There is an obvious solution. Smith says the government should consider making the coroner an independent officer of the legislature, removing the service from direct political control. “I think in order to have an effective Coroners Service, it needs to have a much higher level of independence," said Smith, who had eight often difficult years in the job. (The proposal is supported by Children and Families Representative Mary ETurpel-Lafond.)
That seems a sensible, practical change. Independent officers - like the children’s representative, information commissioner and auditor general - don’t report to a government minister.
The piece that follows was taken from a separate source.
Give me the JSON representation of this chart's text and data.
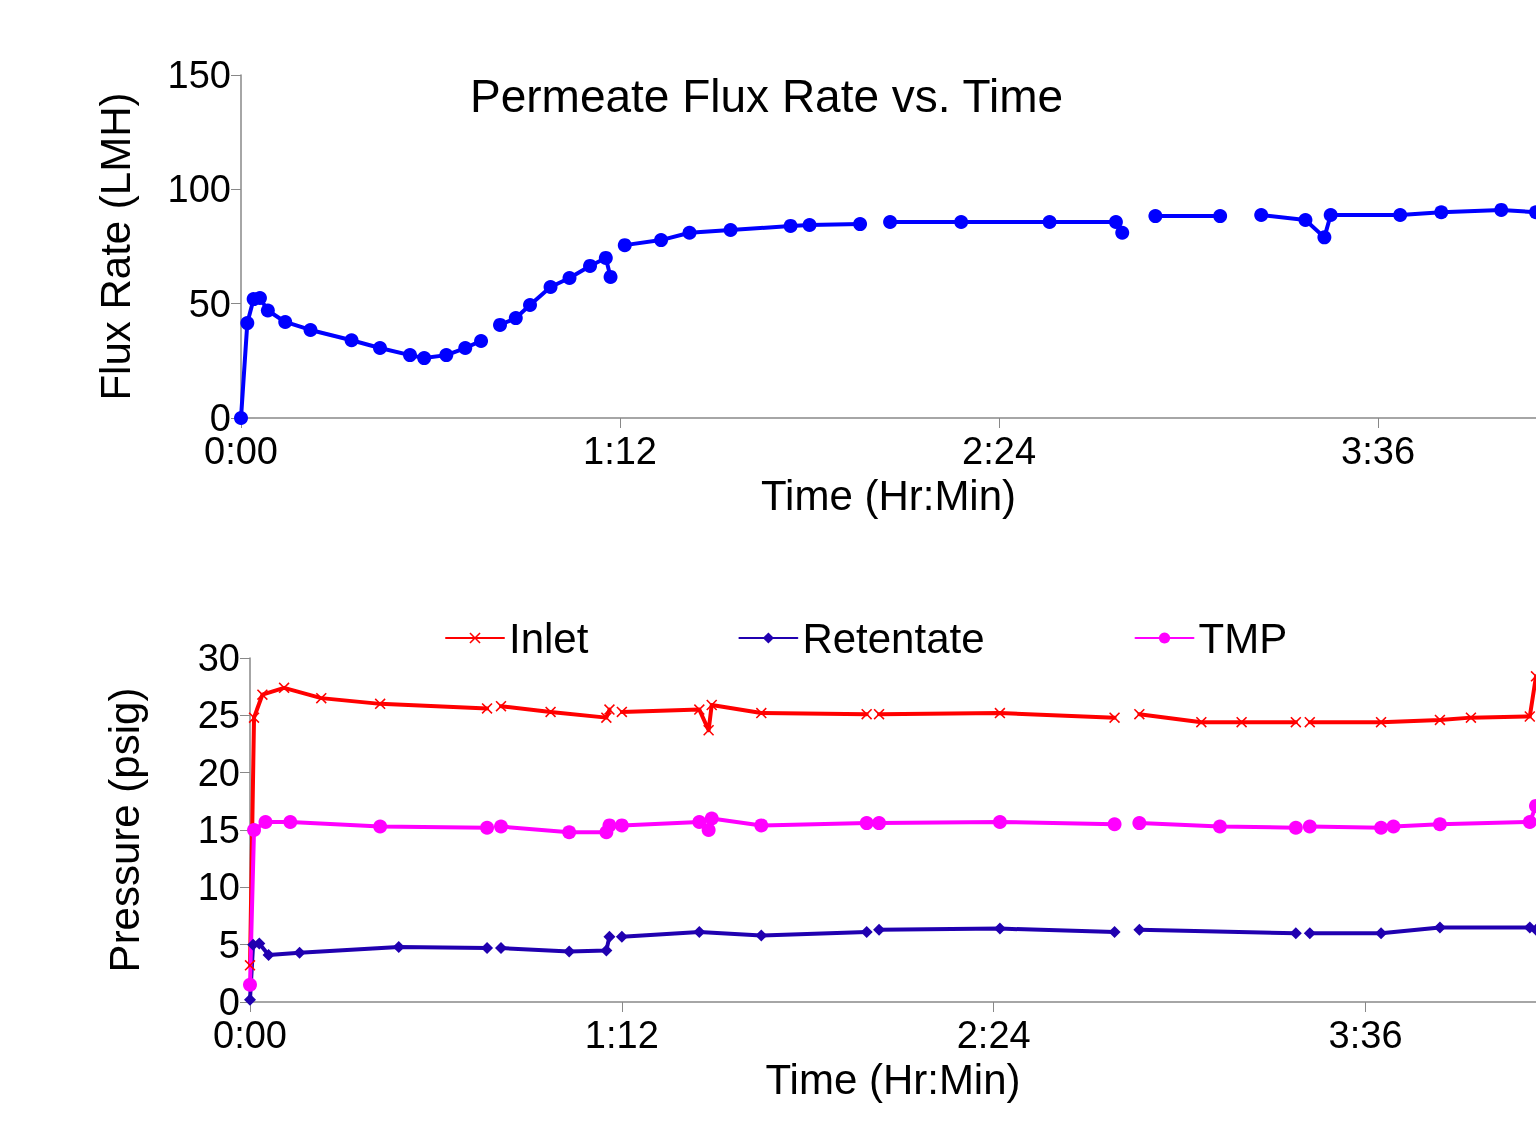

They report to committees of MLAs with representatives from all parties. They are, to a significant extent, insulated from political pressure.
MLAs from all parties also review and set the independent officers’ budgets. That makes it harder for politicians to use funding cuts to punish or silence agencies.
The coroners service, for example, has seen its staff fall from 91 in 2007-08 to 81 today. Its budget has been cut 18 per cent in two years and more cuts are likely ahead. The Child Death Review Unit, set up as a result of the Hughes report, is threatened.
Solicitor General Rich Coleman dismisses all the concerns. The service has plenty of independence and can handle the budget cuts, he says.
But simply saying something doesn’t make it so. Three former chief coroners - the people who did the work - say the service doesn’t have the required independence.
At the least, that should be enough to force an outside review of the issues.
It’s surprising that MLAs, given the importance of the work, aren’t calling for a review that might lead to a greater role for them in an area of importance to their constituents.
Footnote: The review should also look at the appropriate qualifications for coroners, especially chief coroners. Most provinces have placed doctors in the top job. B.C., until Rothon’s appointment, has generally opted for chief coroners without medical qualifications, often with a policing background.